4. Pre-existing and non-discrimination prohibitions

"The non-discrimination rules are new for insured plans in 2014," says Hemphill. Even though these prohibitions should already be in effect, government agencies have delayed enforcement until they release regulations.

"It will be an important issue because right now there is no requirement to offer coverage to part-time employees, but with the definition of full-time employees as an average of 30 hours per week and new non-discrimination testing rules, the employer obligation may be different," she says.

Either way, employers can expect notice and guidance well before implementation because, "it is a big plan design issue," says Edward I. Leeds, counsel in the employee benefits and executive compensation group at Ballard Spahr.

5. Wellness programs

PPACA includes rules that prohibit plans from discriminating against individuals based on a range of health-related factors.
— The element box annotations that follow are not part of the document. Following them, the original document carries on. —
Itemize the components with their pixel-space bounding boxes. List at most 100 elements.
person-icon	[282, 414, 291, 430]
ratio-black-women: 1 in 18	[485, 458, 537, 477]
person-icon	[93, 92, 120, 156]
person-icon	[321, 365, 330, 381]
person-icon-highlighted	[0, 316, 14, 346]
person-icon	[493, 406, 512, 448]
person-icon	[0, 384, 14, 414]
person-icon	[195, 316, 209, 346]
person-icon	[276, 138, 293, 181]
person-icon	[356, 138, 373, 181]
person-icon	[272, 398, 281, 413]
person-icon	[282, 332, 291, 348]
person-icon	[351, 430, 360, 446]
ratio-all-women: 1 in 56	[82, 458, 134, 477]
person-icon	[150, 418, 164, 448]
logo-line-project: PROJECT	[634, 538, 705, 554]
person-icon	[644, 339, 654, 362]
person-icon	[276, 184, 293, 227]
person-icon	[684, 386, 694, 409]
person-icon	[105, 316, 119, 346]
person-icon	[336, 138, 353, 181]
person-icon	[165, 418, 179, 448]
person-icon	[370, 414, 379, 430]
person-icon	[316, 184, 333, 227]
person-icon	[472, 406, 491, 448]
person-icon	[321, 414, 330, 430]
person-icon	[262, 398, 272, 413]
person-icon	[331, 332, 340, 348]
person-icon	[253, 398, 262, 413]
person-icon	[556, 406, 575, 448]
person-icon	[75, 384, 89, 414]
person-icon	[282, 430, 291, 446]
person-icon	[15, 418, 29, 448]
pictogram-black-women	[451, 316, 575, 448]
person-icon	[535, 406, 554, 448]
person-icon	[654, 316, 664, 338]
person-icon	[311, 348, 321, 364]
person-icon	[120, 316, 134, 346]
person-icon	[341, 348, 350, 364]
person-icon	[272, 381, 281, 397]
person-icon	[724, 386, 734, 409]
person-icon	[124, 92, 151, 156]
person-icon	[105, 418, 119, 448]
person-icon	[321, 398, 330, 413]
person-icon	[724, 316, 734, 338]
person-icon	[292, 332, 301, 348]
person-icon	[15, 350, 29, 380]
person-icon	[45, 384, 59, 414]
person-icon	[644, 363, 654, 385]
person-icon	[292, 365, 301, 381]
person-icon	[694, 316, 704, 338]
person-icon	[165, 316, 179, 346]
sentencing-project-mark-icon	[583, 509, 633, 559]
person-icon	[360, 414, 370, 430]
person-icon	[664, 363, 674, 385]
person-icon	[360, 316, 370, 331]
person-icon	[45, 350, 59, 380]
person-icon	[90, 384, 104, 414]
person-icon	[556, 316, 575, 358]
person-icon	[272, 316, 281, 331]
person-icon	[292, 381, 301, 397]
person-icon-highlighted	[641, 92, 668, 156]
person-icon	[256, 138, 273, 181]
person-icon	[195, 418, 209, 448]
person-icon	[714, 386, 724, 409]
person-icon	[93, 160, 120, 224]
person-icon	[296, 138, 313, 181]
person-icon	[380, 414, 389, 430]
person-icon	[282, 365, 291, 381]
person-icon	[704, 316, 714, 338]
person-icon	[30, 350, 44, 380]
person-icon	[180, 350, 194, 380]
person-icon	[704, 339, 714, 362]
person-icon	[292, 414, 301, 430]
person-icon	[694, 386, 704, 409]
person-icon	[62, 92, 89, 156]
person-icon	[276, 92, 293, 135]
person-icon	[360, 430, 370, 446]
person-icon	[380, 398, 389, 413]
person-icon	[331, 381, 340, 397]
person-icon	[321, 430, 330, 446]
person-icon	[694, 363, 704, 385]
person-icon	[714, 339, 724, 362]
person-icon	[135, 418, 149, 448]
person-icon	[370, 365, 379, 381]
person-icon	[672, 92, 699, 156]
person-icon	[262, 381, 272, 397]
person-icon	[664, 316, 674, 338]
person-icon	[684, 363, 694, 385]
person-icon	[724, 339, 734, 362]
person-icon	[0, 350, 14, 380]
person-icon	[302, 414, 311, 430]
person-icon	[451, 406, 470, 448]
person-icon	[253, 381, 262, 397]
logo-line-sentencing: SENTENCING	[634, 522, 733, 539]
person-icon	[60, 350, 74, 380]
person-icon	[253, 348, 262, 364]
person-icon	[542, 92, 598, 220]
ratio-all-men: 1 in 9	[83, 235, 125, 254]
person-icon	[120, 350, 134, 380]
Plans cannot impose restrictions on eligibility or increase employee costs for coverage based on these factors.

"When the government issued guidance under ACA, they actually revised the HIPAA regulations. So now the ACA and HIPAA rules ... will be the same," says Leeds. "By and large the rules follow HIPAA with some changes, the most significant of which is that the potential reward for meeting requirements under the wellness programs will increase as of January 1, 2014."

The potential reward for meeting a wellness requirement will increase from 20% of cost of coverage to 30% of cost of coverage. Incentives related to tobacco cessation will increase up to 50%. (For more details, read "Regs increase wellness rewards," page 28.)

6. Upcoming fees and taxes

Patient-Centered Outcomes Research Institute, established by PPACA, will collect and publish information about clinical effectiveness of treatments for patients. It will be paid for through fees assessed against insurers and self-funded plans equal to $2 ($1 in the first year) per covered life. The assessment will last seven years and eventually be adjusted for inflation. Employers with self-funded plans will need to report and pay these fees starting in July 2013.

The Transitional Reinsurance Program aims to stabilize the individual health insurance market as insurers provide coverage, starting in 2014, to large numbers of individuals who do not currently have coverage and present uncertain risks. The program will provide reinsurance payments to insurers that take on high-risk individuals. The program is funded through a three-year tax (expected to be $63 per covered life in the first year.)

The Additional Medicare Tax, in effect this year, is an additional 0.9% tax applied to high-income individuals. Employers are responsible for withholding the tax from wages or compensation it pays to an employee in excess of $200,000 in a calendar year.